This blog is based on a true story – names have been changed to protect the innocent.
Late one Friday afternoon Nigel, a Senior Executive, gets a panicked phone call from the Head of Customer Services, Steve. Steve says one of his regular customers is on the phone claiming Steve’s company are the source of a breach that has led to his credit card details being fraudulently used. The customer is irate and is threatening to take his story to the press and to social media if he doesn’t get a satisfactory response within 24 hours. Not only does Steve want to retain the customer, he’s concerned about the potential damage to the company’s reputation if this customer does take action.
At first, Nigel feels confident that it wouldn’t be them – they spent a huge sum of money last year improving their ‘security software’. He confidently picks up the phone and calls Dave, their Head of IT, to ask him to take a closer look. Dave knew that in the past, the sales team used to write down customer credit card details onto the order forms, which they would then store in a shared drive. Sometimes they were scanned in and sometimes they were typed directly into the Word document. They manually moved a batch of these a while back and explained to the sales team not do this in the future. They urged them to use the authorised systems and then also sent them all a ‘Data Security Policy’ handbook to read.
Given what Dave knows, there is a possibility the customer complaint could be valid, so he sets to work to come up with a response. He now has 23 hours to report back to Nigel with as much information as he can find as to what’s happened. He finds the initial credit card transaction on the authorized transactions list, which is fine. He can see the time and date of the transaction, which gives him his starting point, but he needs to get deeper. Of the many questions he needs to answer, here are 7 that really mattered:
- Are there any other instances of this customer’s credit card on any other servers within their unstructured data in their organization today (or since It was first seen)?
- Who really created/authored the file(s)?
- Who else has been accessing this file and what were they doing with it? Has it been copied, moved, modified, deleted, accessed?
- Are there any significant trends that could be considered suspicious with regards to how employees have interacted with this file?
- Who currently has which levels of access to this file and who has had access since the file was created?
- Have any of the permissions been changed?
- How was access granted to this file and when was it granted?
He attempted to resolve some of the answers using Event Log Viewer but ultimately couldn’t really get anything that categorically gave him the answers he needed as the logs were inconsistent and hard to decipher.

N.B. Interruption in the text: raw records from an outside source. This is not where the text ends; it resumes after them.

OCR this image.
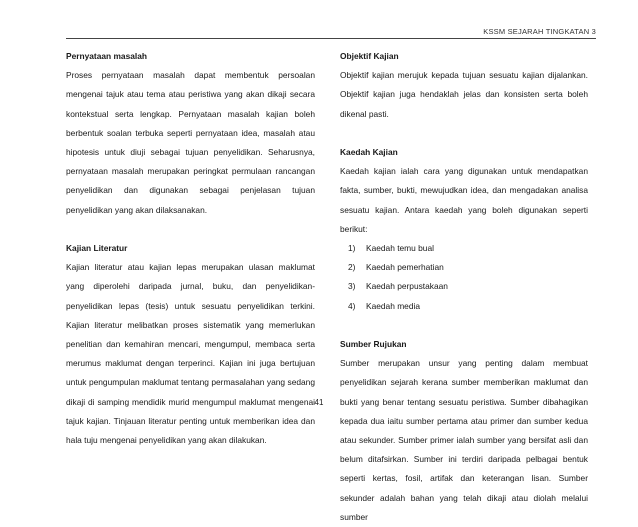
KSSM SEJARAH TINGKATAN 3

Pernyataan masalah

Proses pernyataan masalah dapat membentuk persoalan mengenai tajuk atau tema atau peristiwa yang akan dikaji secara kontekstual serta lengkap. Pernyataan masalah kajian boleh berbentuk soalan terbuka seperti pernyataan idea, masalah atau hipotesis untuk diuji sebagai tujuan penyelidikan. Seharusnya, pernyataan masalah merupakan peringkat permulaan rancangan penyelidikan dan digunakan sebagai penjelasan tujuan penyelidikan yang akan dilaksanakan.

Kajian Literatur

Kajian literatur atau kajian lepas merupakan ulasan maklumat yang diperolehi daripada jurnal, buku, dan penyelidikan-penyelidikan lepas (tesis) untuk sesuatu penyelidikan terkini. Kajian literatur melibatkan proses sistematik yang memerlukan penelitian dan kemahiran mencari, mengumpul, membaca serta merumus maklumat dengan terperinci. Kajian ini juga bertujuan untuk pengumpulan maklumat tentang permasalahan yang sedang dikaji di samping mendidik murid mengumpul maklumat mengenai tajuk kajian. Tinjauan literatur penting untuk memberikan idea dan hala tuju mengenai penyelidikan yang akan dilakukan.

Objektif Kajian

Objektif kajian merujuk kepada tujuan sesuatu kajian dijalankan. Objektif kajian juga hendaklah jelas dan konsisten serta boleh dikenal pasti.

Kaedah Kajian

Kaedah kajian ialah cara yang digunakan untuk mendapatkan fakta, sumber, bukti, mewujudkan idea, dan mengadakan analisa sesuatu kajian. Antara kaedah yang boleh digunakan seperti berikut:

1) Kaedah temu bual
2) Kaedah pemerhatian
3) Kaedah perpustakaan
4) Kaedah media

Sumber Rujukan

Sumber merupakan unsur yang penting dalam membuat penyelidikan sejarah kerana sumber memberikan maklumat dan bukti yang benar tentang sesuatu peristiwa. Sumber dibahagikan kepada dua iaitu sumber pertama atau primer dan sumber kedua atau sekunder. Sumber primer ialah sumber yang bersifat asli dan belum ditafsirkan. Sumber ini terdiri daripada pelbagai bentuk seperti kertas, fosil, artifak dan keterangan lisan. Sumber sekunder adalah bahan yang telah dikaji atau diolah melalui sumber

41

He resorted to talking directly with the sales team and managed to establish that one the Sales Administrators, Julie, didn’t get the memo about ‘Card Handling Best Practices’ and was still storing credit card details on the order forms. She regularly copied these order forms into a ‘Sales Admin’ folder – a shared drive where she kept all her customer order forms. This was an open share (as she only worked part time) and she put her documents in this folder to allow her colleagues in both Accounts and Admin to access them when she was out of the office. So, not only does Dave have the issue of one potential credit card breach, he now has a whole new set of challenges he needs to address and resolve. Namely:
- What else does this user have access to?
- Is anyone else doing the same thing?
- What other files has this user copied and to where?
- Was it appropriate this person had access to this file/folder to do her job?
- How was the issue not spotted before if got reported by a customer?
Trying to answer such questions without a purpose-built security platform was just not workable. Dave was faced with 12 questions he simply wasn’t able to answer. What’s worse, Dave had been aware he had this ‘auditing’ gap for a while. He identified this as an issue the last time they did an audit and looked at a few products. They didn’t go ahead with the project because the options were far too expensive to justify and would have a been a huge task to implement. Given that a year ago they spent a large amount of money on state of the art firewalls, trying to justify further spend was simply too difficult. In the minds of the higher-ups, they had never had this issue before so why do they need to spend money trying to fix a problem they don’t even know they have?
Had Dave have implemented Lepide Data Security Platform, he could have likely kept it well within budget and had the capability to answer these questions with very little work. More importantly, he could have put in place alerts and scheduled reports to ensure he would have known instantly what was happening with regards to user behaviour around sensitive data, around access rights and over the systems that facilitate access. Perhaps Dave might have gotten his weekend back!